De tal modo que cuando la autoridad de distinto rango dice que un 72% está bajo la protección del mejor sistema de control en este continente, los ciudadanos debieran preguntarse a qué corresponde esa medición.
Pero de eso no se dice nada. ¿Será cierto? Allí comienza a funcionar la incertidumbre.
Si se buscara un símbolo visual diseñado para representar la idea de la incertidumbre colectiva, éste debiera ser el signo de interrogación. La gramática es precisa a la hora de fijar las imprecisiones.
Entonces, interrogado el ministro encargado de las políticas públicas acerca de cuán segura está la autoridad de que los hechos nos llevan por el mejor de los senderos, el funcionario, haciendo demostración de dominio en la materia, responde con aire culturoso: ¿ha leído usted un relato del escritor argentino Jorge Luis Borges titulado El jardín de los senderos que se bifurcan? Pues bien, esa es la disyuntiva a la que está dedicado el gobierno.
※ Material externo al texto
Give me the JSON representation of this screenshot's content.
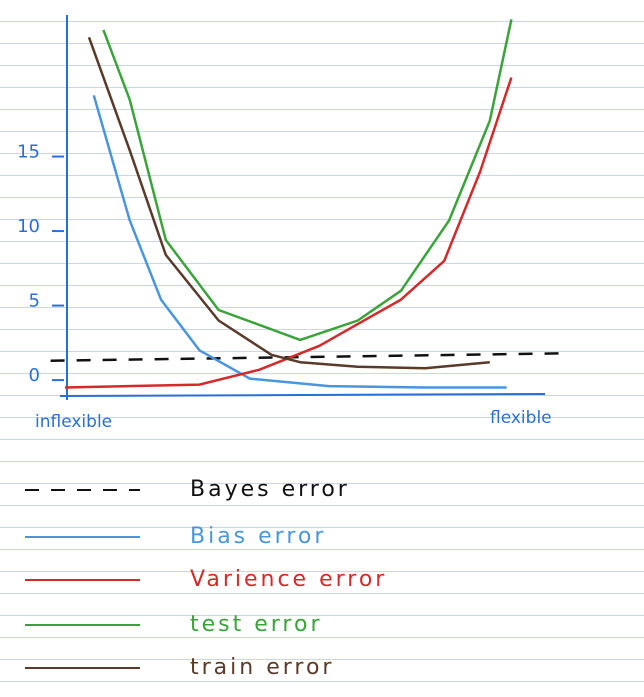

-Perdone ministro, pero qué tiene que ver Borges; ¿y cuál es la disyuntiva?
-¡Esa, pues! El desafío que significa la elección del camino a seguir. La bifurcación. Una vez allí, ¿por dónde ir? ¿Quién puede saberlo? Es la incertidumbre total.
-¿Y todas las medidas que dicen que se toman?
-¿Quién dice?
-¡La autoridad!
-¿Cuál autoridad? ¿Autoridad de qué?
-¡Usted!
-¿Yo? Yo apenas soy un ministro, un secretario de estado, un amigo cercano del presidente, médico de profesión y gerente de vocación, un empresario. ¿De qué autoridad me habla?